# XD9 Torture Test??



## justin81 (Jan 12, 2007)

I have been looking for the torture test but can't find it. Does anyone have a link?


----------



## Todd (Jul 3, 2006)

Don't know if this is exactly what you're looking for, but .....

http://springfield-armory.primediaoutdoors.com/SPstory11.html


----------



## justin81 (Jan 12, 2007)

Thats the one. Thanks Todd. After reading that, I like my gun even more!:smt023


----------



## Todd (Jul 3, 2006)

No problem. 

The XD is a fine gun.
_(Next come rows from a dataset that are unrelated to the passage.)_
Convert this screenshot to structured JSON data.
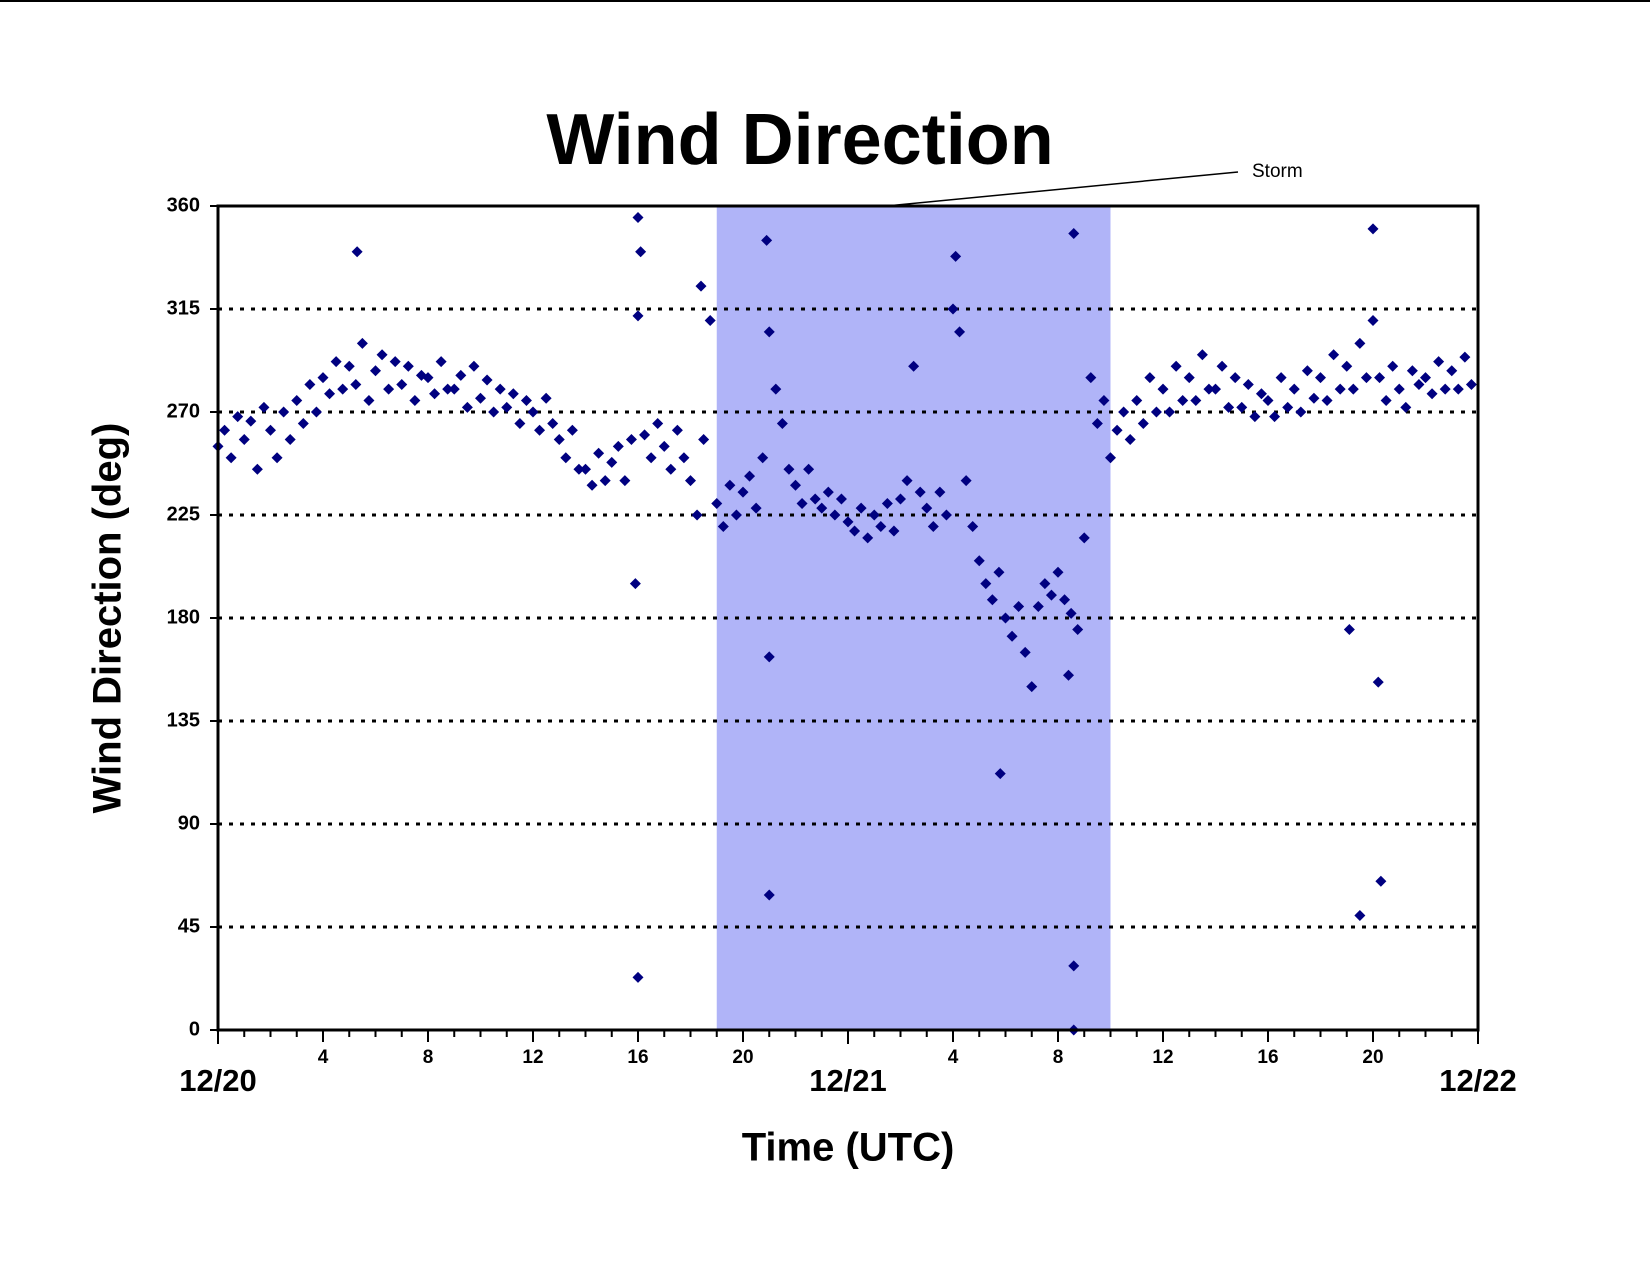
{
  "chart_data": {
    "type": "scatter",
    "title": "Wind Direction",
    "xlabel": "Time (UTC)",
    "ylabel": "Wind Direction (deg)",
    "color": "#000080",
    "grid": true,
    "ylim": [
      0,
      360
    ],
    "yticks": [
      0,
      45,
      90,
      135,
      180,
      225,
      270,
      315,
      360
    ],
    "xlim": [
      0,
      48
    ],
    "xticks": [
      4,
      8,
      12,
      16,
      20,
      {
        "value": 28,
        "label": "4"
      },
      {
        "value": 32,
        "label": "8"
      },
      {
        "value": 36,
        "label": "12"
      },
      {
        "value": 40,
        "label": "16"
      },
      {
        "value": 44,
        "label": "20"
      }
    ],
    "xdate_ticks": [
      {
        "value": 0,
        "label": "12/20"
      },
      {
        "value": 24,
        "label": "12/21"
      },
      {
        "value": 48,
        "label": "12/22"
      }
    ],
    "xminor_ticks": [
      0,
      1,
      2,
      3,
      4,
      5,
      6,
      7,
      8,
      9,
      10,
      11,
      12,
      13,
      14,
      15,
      16,
      17,
      18,
      19,
      20,
      21,
      22,
      23,
      24,
      25,
      26,
      27,
      28,
      29,
      30,
      31,
      32,
      33,
      34,
      35,
      36,
      37,
      38,
      39,
      40,
      41,
      42,
      43,
      44,
      45,
      46,
      47,
      48
    ],
    "storm": {
      "label": "Storm",
      "xrange": [
        19,
        34
      ],
      "color": "#b0b4f8"
    },
    "x": [
      0,
      0.25,
      0.5,
      0.75,
      1,
      1.25,
      1.5,
      1.75,
      2,
      2.25,
      2.5,
      2.75,
      3,
      3.25,
      3.5,
      3.75,
      4,
      4.25,
      4.5,
      4.75,
      5,
      5.25,
      5.5,
      5.75,
      6,
      6.25,
      6.5,
      6.75,
      7,
      7.25,
      7.5,
      7.75,
      8,
      8.25,
      8.5,
      8.75,
      9,
      9.25,
      9.5,
      9.75,
      10,
      10.25,
      10.5,
      10.75,
      11,
      11.25,
      11.5,
      11.75,
      12,
      12.25,
      12.5,
      12.75,
      13,
      13.25,
      13.5,
      13.75,
      14,
      14.25,
      14.5,
      14.75,
      15,
      15.25,
      15.5,
      15.75,
      16,
      16.25,
      16.5,
      16.75,
      17,
      17.25,
      17.5,
      17.75,
      18,
      18.25,
      18.5,
      18.75,
      19,
      19.25,
      19.5,
      19.75,
      20,
      20.25,
      20.5,
      20.75,
      21,
      21.25,
      21.5,
      21.75,
      22,
      22.25,
      22.5,
      22.75,
      23,
      23.25,
      23.5,
      23.75,
      24,
      24.25,
      24.5,
      24.75,
      25,
      25.25,
      25.5,
      25.75,
      26,
      26.25,
      26.5,
      26.75,
      27,
      27.25,
      27.5,
      27.75,
      28,
      28.25,
      28.5,
      28.75,
      29,
      29.25,
      29.5,
      29.75,
      30,
      30.25,
      30.5,
      30.75,
      31,
      31.25,
      31.5,
      31.75,
      32,
      32.25,
      32.5,
      32.75,
      33,
      33.25,
      33.5,
      33.75,
      34,
      34.25,
      34.5,
      34.75,
      35,
      35.25,
      35.5,
      35.75,
      36,
      36.25,
      36.5,
      36.75,
      37,
      37.25,
      37.5,
      37.75,
      38,
      38.25,
      38.5,
      38.75,
      39,
      39.25,
      39.5,
      39.75,
      40,
      40.25,
      40.5,
      40.75,
      41,
      41.25,
      41.5,
      41.75,
      42,
      42.25,
      42.5,
      42.75,
      43,
      43.25,
      43.5,
      43.75,
      44,
      44.25,
      44.5,
      44.75,
      45,
      45.25,
      45.5,
      45.75,
      46,
      46.25,
      46.5,
      46.75,
      47,
      47.25,
      47.5,
      47.75,
      16,
      21,
      21,
      29.8,
      32.6,
      32.6,
      44.3,
      43.5,
      44.2,
      43.1,
      15.9,
      5.3,
      16,
      44,
      32.6,
      32.4,
      16.1,
      20.9,
      28.1,
      18.4
    ],
    "y": [
      255,
      262,
      250,
      268,
      258,
      266,
      245,
      272,
      262,
      250,
      270,
      258,
      275,
      265,
      282,
      270,
      285,
      278,
      292,
      280,
      290,
      282,
      300,
      275,
      288,
      295,
      280,
      292,
      282,
      290,
      275,
      286,
      285,
      278,
      292,
      280,
      280,
      286,
      272,
      290,
      276,
      284,
      270,
      280,
      272,
      278,
      265,
      275,
      270,
      262,
      276,
      265,
      258,
      250,
      262,
      245,
      245,
      238,
      252,
      240,
      248,
      255,
      240,
      258,
      312,
      260,
      250,
      265,
      255,
      245,
      262,
      250,
      240,
      225,
      258,
      310,
      230,
      220,
      238,
      225,
      235,
      242,
      228,
      250,
      305,
      280,
      265,
      245,
      238,
      230,
      245,
      232,
      228,
      235,
      225,
      232,
      222,
      218,
      228,
      215,
      225,
      220,
      230,
      218,
      232,
      240,
      290,
      235,
      228,
      220,
      235,
      225,
      315,
      305,
      240,
      220,
      205,
      195,
      188,
      200,
      180,
      172,
      185,
      165,
      150,
      185,
      195,
      190,
      200,
      188,
      182,
      175,
      215,
      285,
      265,
      275,
      250,
      262,
      270,
      258,
      275,
      265,
      285,
      270,
      280,
      270,
      290,
      275,
      285,
      275,
      295,
      280,
      280,
      290,
      272,
      285,
      272,
      282,
      268,
      278,
      275,
      268,
      285,
      272,
      280,
      270,
      288,
      276,
      285,
      275,
      295,
      280,
      290,
      280,
      300,
      285,
      310,
      285,
      275,
      290,
      280,
      272,
      288,
      282,
      285,
      278,
      292,
      280,
      288,
      280,
      294,
      282,
      23,
      59,
      163,
      112,
      28,
      0,
      65,
      50,
      152,
      175,
      195,
      340,
      355,
      350,
      348,
      155,
      340,
      345,
      338,
      325
    ]
  }
}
I know I like mine a lot.


----------



## Baldy (Jun 21, 2006)

Thinking about getting one myself. Thoses articles might just make the day for me. Thanks Todd.


----------



## Shipwreck (Jan 26, 2006)

I thought the torture test was if someone took away my P99 and gave me an XD :smt082 :smt082 :smt082 :smt082


----------



## Todd (Jul 3, 2006)

Shipwreck said:


> I thought the torture test was if someone took away my P99 and gave me an XD :smt082 :smt082 :smt082 :smt082


Ouch! :nutkick:


----------



## ApocalypseWoman (Oct 22, 2006)

Hey thanks for that link. It was a really good read!


----------